Objectifgard : A Beaucaire nous avons vu une France divisée… Le FN pourrait gagner des voix ?

Abdallah Zekri : Il n'y a eu des incidents qu'à Beaucaire ! Et c'est avec des militants du FN et des gens issus de la diversité qui n'acceptent pas que le maire qui les représente soit FN. Si Marine Le Pen n'avait pas été présente, je pense que cela ne se serait pas produit.

Dimanche lors du rassemblement nîmois. Photo : Eloïse Levesque

Objectifgard : On a vu des images terribles de ces terroristes qui se revendiquent d'Allah… Comment analysez-vous ce phénomène ?

Abdallah Zekri : Avant le terrorisme était importé, aujourd'hui ce sont des ennemis de l'intérieur. Cela devient inquiétant. Je connais beaucoup de familles dont le fils ou la fille a été embrigadé via les réseaux sociaux. Il y a ces filles qui refusent de me serrer la main parce que je suis un homme, ou ces garçons qui traitent leur mère de mécréante. Ces jeunes ne vont pas à la mosquée. Si on devait réfléchir sur les causes, il y a d'abord le chômage, la pauvreté mais surtout le sentiment de rejet et le racisme véhiculé dans certains discours politiques.

Objectifgard : Comment peut-on lutter contre le terrorisme selon vous ? 

Abdallah Zekri : C'est très difficile. A mon niveau, je pense que les responsables religieux devraient créer un site internet pour livrer des messages.

Au niveau législatif, j'entends parler de déchéance de nationalité : c'est stupide ! Ces jeunes sont nés en France, ont grandi ici. Ils n'ont qu'une nationalité. On va les mettre où si on leur enlève leur nationalité ? Le conseil constitutionnel ne l'acceptera jamais alors arrêtons de jouer sur ce terrain là.

Le véritable problème aujourd'hui, c'est de savoir ce que l'on va faire d'eux.
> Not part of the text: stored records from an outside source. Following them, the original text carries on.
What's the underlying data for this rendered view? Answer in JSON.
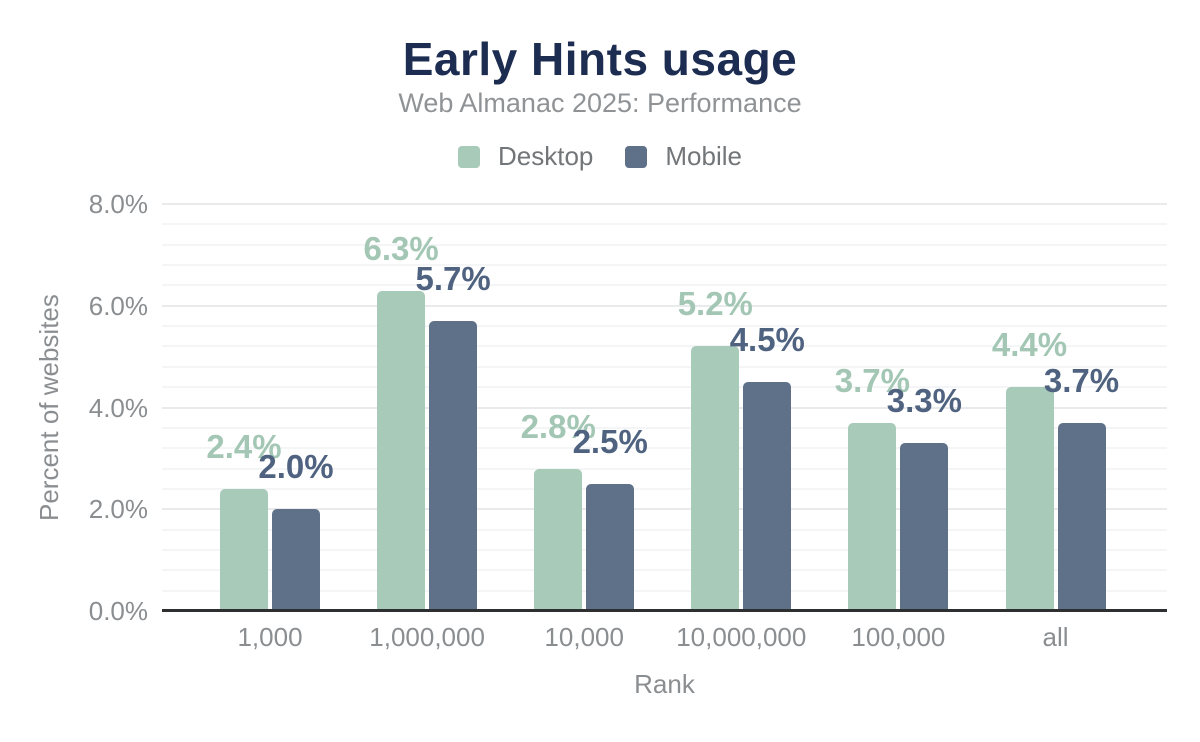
{
  "header": {
    "title": "Early Hints usage",
    "subtitle": "Web Almanac 2025: Performance"
  },
  "legend": {
    "items": [
      {
        "label": "Desktop",
        "color": "#a8cab8"
      },
      {
        "label": "Mobile",
        "color": "#5f7089"
      }
    ]
  },
  "axes": {
    "y_title": "Percent of websites",
    "x_title": "Rank",
    "y_ticks": [
      {
        "value": 0,
        "label": "0.0%"
      },
      {
        "value": 2,
        "label": "2.0%"
      },
      {
        "value": 4,
        "label": "4.0%"
      },
      {
        "value": 6,
        "label": "6.0%"
      },
      {
        "value": 8,
        "label": "8.0%"
      }
    ]
  },
  "chart_data": {
    "type": "bar",
    "title": "Early Hints usage",
    "subtitle": "Web Almanac 2025: Performance",
    "categories": [
      "1,000",
      "1,000,000",
      "10,000",
      "10,000,000",
      "100,000",
      "all"
    ],
    "series": [
      {
        "name": "Desktop",
        "color": "#a8cab8",
        "label_color": "#a3c7b4",
        "values": [
          2.4,
          6.3,
          2.8,
          5.2,
          3.7,
          4.4
        ],
        "labels": [
          "2.4%",
          "6.3%",
          "2.8%",
          "5.2%",
          "3.7%",
          "4.4%"
        ]
      },
      {
        "name": "Mobile",
        "color": "#5f7089",
        "label_color": "#4f6381",
        "values": [
          2.0,
          5.7,
          2.5,
          4.5,
          3.3,
          3.7
        ],
        "labels": [
          "2.0%",
          "5.7%",
          "2.5%",
          "4.5%",
          "3.3%",
          "3.7%"
        ]
      }
    ],
    "xlabel": "Rank",
    "ylabel": "Percent of websites",
    "ylim": [
      0,
      8
    ],
    "ytick_step_major": 2,
    "ytick_step_minor": 0.4,
    "grid": true,
    "legend_position": "top"
  },
  "colors": {
    "title": "#1c2d51",
    "subtitle": "#909396",
    "tick_label": "#8b8e91",
    "axis_line": "#2e2f31",
    "grid_major": "#e8eaeb",
    "grid_minor": "#f4f5f6"
  }
}
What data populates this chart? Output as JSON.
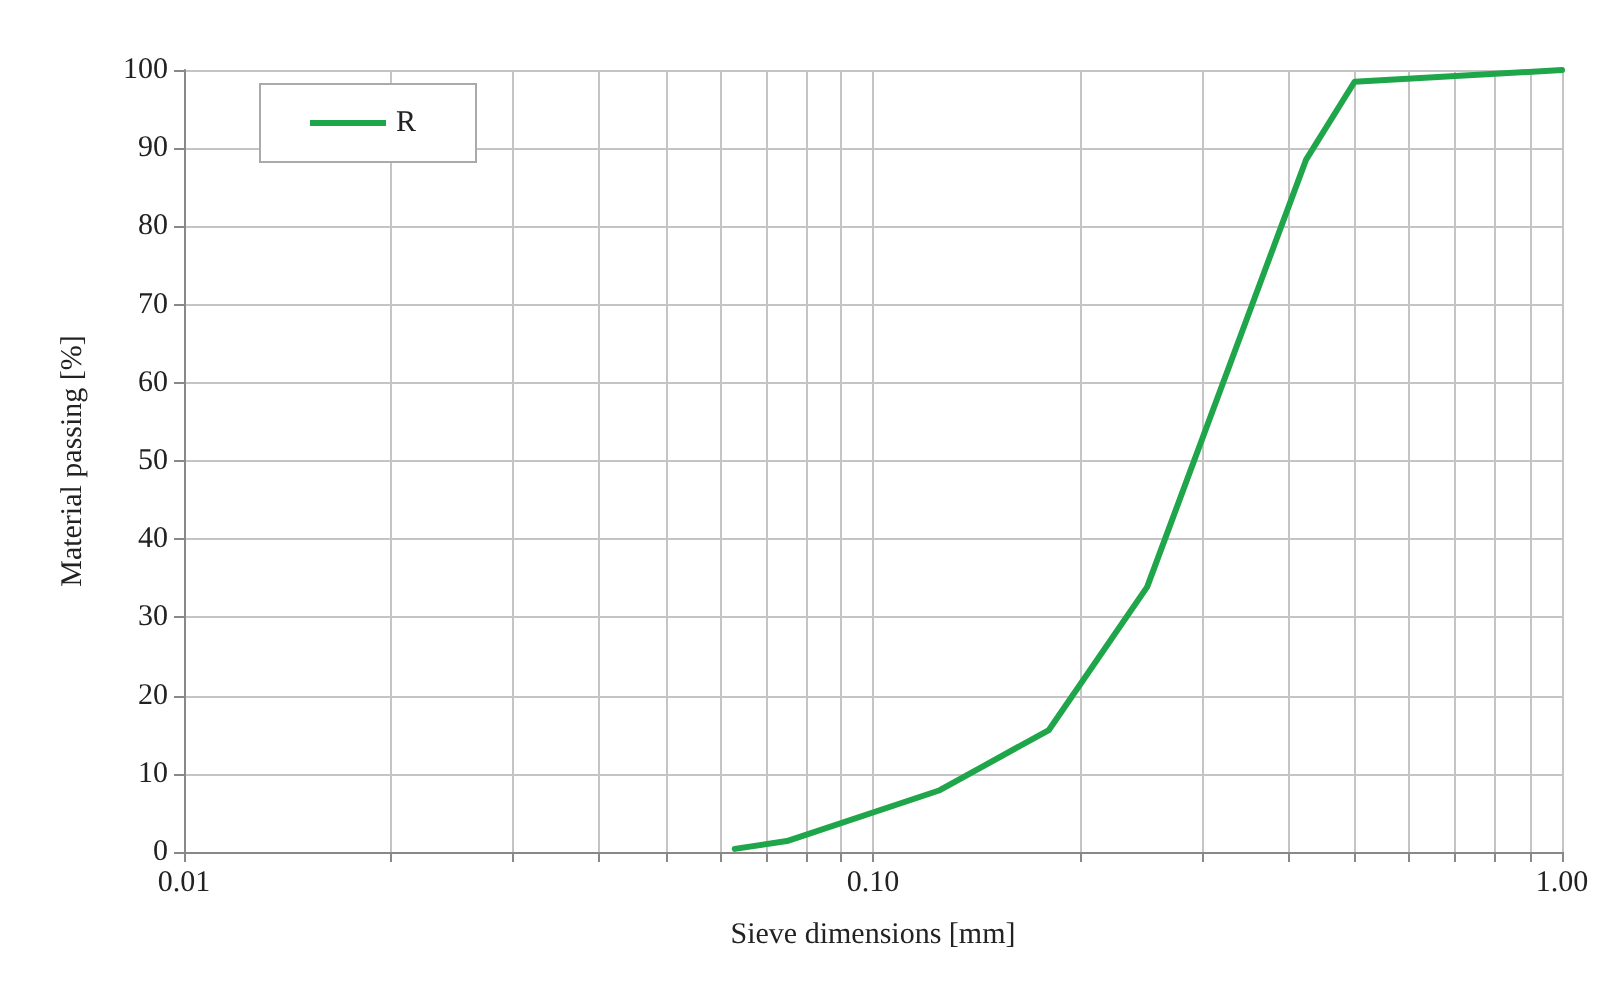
{
  "chart_data": {
    "type": "line",
    "xlabel": "Sieve dimensions [mm]",
    "ylabel": "Material passing [%]",
    "x": [
      0.063,
      0.075,
      0.125,
      0.18,
      0.25,
      0.425,
      0.5,
      1
    ],
    "series": [
      {
        "name": "R",
        "color": "#1fa54a",
        "values": [
          0.4,
          1.4,
          7.9,
          15.6,
          33.9,
          88.5,
          98.5,
          100
        ]
      }
    ],
    "log": "x",
    "xlim": [
      0.01,
      1
    ],
    "xticks": [
      {
        "value": 0.01,
        "label": "0.01"
      },
      {
        "value": 0.02,
        "label": null
      },
      {
        "value": 0.03,
        "label": null
      },
      {
        "value": 0.04,
        "label": null
      },
      {
        "value": 0.05,
        "label": null
      },
      {
        "value": 0.06,
        "label": null
      },
      {
        "value": 0.07,
        "label": null
      },
      {
        "value": 0.08,
        "label": null
      },
      {
        "value": 0.09,
        "label": null
      },
      {
        "value": 0.1,
        "label": "0.10"
      },
      {
        "value": 0.2,
        "label": null
      },
      {
        "value": 0.3,
        "label": null
      },
      {
        "value": 0.4,
        "label": null
      },
      {
        "value": 0.5,
        "label": null
      },
      {
        "value": 0.6,
        "label": null
      },
      {
        "value": 0.7,
        "label": null
      },
      {
        "value": 0.8,
        "label": null
      },
      {
        "value": 0.9,
        "label": null
      },
      {
        "value": 1,
        "label": "1.00"
      }
    ],
    "ylim": [
      0,
      100
    ],
    "yticks": [
      0,
      10,
      20,
      30,
      40,
      50,
      60,
      70,
      80,
      90,
      100
    ],
    "grid": true,
    "legend": "top left",
    "marker": "none",
    "line_style": "solid"
  }
}
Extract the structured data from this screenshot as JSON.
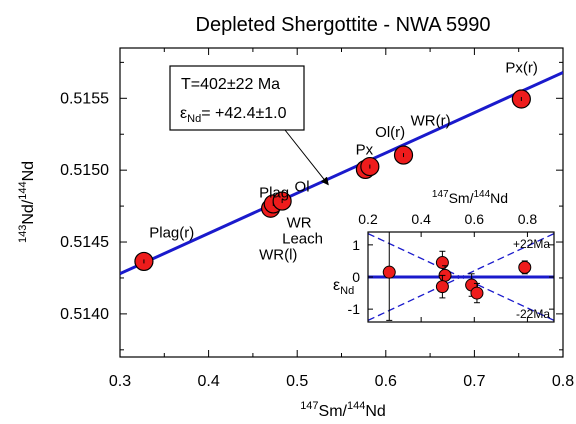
{
  "chart_data": [
    {
      "type": "scatter",
      "title": "Depleted Shergottite - NWA 5990",
      "xlabel": {
        "sup": "147",
        "base1": "Sm/",
        "sup2": "144",
        "base2": "Nd"
      },
      "ylabel": {
        "sup": "143",
        "base1": "Nd/",
        "sup2": "144",
        "base2": "Nd"
      },
      "xlim": [
        0.3,
        0.8
      ],
      "ylim": [
        0.5137,
        0.51585
      ],
      "xticks": [
        0.3,
        0.4,
        0.5,
        0.6,
        0.7,
        0.8
      ],
      "xtick_labels": [
        "0.3",
        "0.4",
        "0.5",
        "0.6",
        "0.7",
        "0.8"
      ],
      "yticks": [
        0.514,
        0.5145,
        0.515,
        0.5155
      ],
      "ytick_labels": [
        "0.5140",
        "0.5145",
        "0.5150",
        "0.5155"
      ],
      "grid": false,
      "line_color": "#1a1acc",
      "point_color": "#ee1c1c",
      "isochron": {
        "x": [
          0.3,
          0.8
        ],
        "y": [
          0.51428,
          0.51568
        ]
      },
      "points": [
        {
          "x": 0.327,
          "y": 0.514365,
          "err": 6e-05
        },
        {
          "x": 0.47,
          "y": 0.514735,
          "err": 4e-05
        },
        {
          "x": 0.473,
          "y": 0.514765,
          "err": 4e-05
        },
        {
          "x": 0.483,
          "y": 0.514785,
          "err": 4e-05
        },
        {
          "x": 0.577,
          "y": 0.515005,
          "err": 3e-05
        },
        {
          "x": 0.582,
          "y": 0.515025,
          "err": 3e-05
        },
        {
          "x": 0.62,
          "y": 0.515105,
          "err": 3e-05
        },
        {
          "x": 0.753,
          "y": 0.515495,
          "err": 3e-05
        }
      ],
      "point_labels": [
        {
          "text": "Plag(r)",
          "x": 0.333,
          "y": 0.51453
        },
        {
          "text": "Plag",
          "x": 0.457,
          "y": 0.51481
        },
        {
          "text": "Ol",
          "x": 0.497,
          "y": 0.51485
        },
        {
          "text": "WR",
          "x": 0.488,
          "y": 0.5146
        },
        {
          "text": "Leach",
          "x": 0.483,
          "y": 0.51449
        },
        {
          "text": "WR(l)",
          "x": 0.457,
          "y": 0.51438
        },
        {
          "text": "Px",
          "x": 0.566,
          "y": 0.51511
        },
        {
          "text": "Ol(r)",
          "x": 0.588,
          "y": 0.51523
        },
        {
          "text": "WR(r)",
          "x": 0.628,
          "y": 0.51531
        },
        {
          "text": "Px(r)",
          "x": 0.735,
          "y": 0.51568
        }
      ],
      "annotation": {
        "line1": "T=402±22 Ma",
        "line2_pre": "ε",
        "line2_sub": "Nd",
        "line2_post": "= +42.4±1.0",
        "arrow_to": {
          "x": 0.535,
          "y": 0.5149
        }
      }
    },
    {
      "type": "scatter",
      "title": "",
      "xlabel": {
        "sup": "147",
        "base1": "Sm/",
        "sup2": "144",
        "base2": "Nd"
      },
      "ylabel": {
        "pre": "ε",
        "sub": "Nd"
      },
      "xlim": [
        0.2,
        0.9
      ],
      "ylim": [
        -1.4,
        1.4
      ],
      "xticks": [
        0.2,
        0.4,
        0.6,
        0.8
      ],
      "xtick_labels": [
        "0.2",
        "0.4",
        "0.6",
        "0.8"
      ],
      "yticks": [
        -1,
        0,
        1
      ],
      "ytick_labels": [
        "-1",
        "0",
        "1"
      ],
      "grid": false,
      "reference_line": 0,
      "envelope_labels": [
        "+22Ma",
        "-22Ma"
      ],
      "envelope": {
        "upper": [
          [
            0.2,
            -1.35
          ],
          [
            0.9,
            1.35
          ]
        ],
        "lower": [
          [
            0.2,
            1.35
          ],
          [
            0.9,
            -1.35
          ]
        ]
      },
      "points": [
        {
          "x": 0.28,
          "y": 0.15,
          "err": 1.5
        },
        {
          "x": 0.48,
          "y": 0.45,
          "err": 0.35
        },
        {
          "x": 0.49,
          "y": 0.05,
          "err": 0.3
        },
        {
          "x": 0.48,
          "y": -0.3,
          "err": 0.35
        },
        {
          "x": 0.59,
          "y": -0.25,
          "err": 0.35
        },
        {
          "x": 0.61,
          "y": -0.5,
          "err": 0.3
        },
        {
          "x": 0.79,
          "y": 0.3,
          "err": 0.2
        }
      ]
    }
  ]
}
Certains sont partis combattre le régime de Bachar-Al-Assad en Syrie et se retrouvent entre les mains des islamistes. D'autres pourraient très bien demander à rentrer en s'excusant et perpétrer des attentats sur notre sol. Le sujet est complexe, je pense qu'il faut l'étudier au cas par cas. La police sait le faire. Je lui rends d'ailleurs hommage pour son efficacité et son dévouement.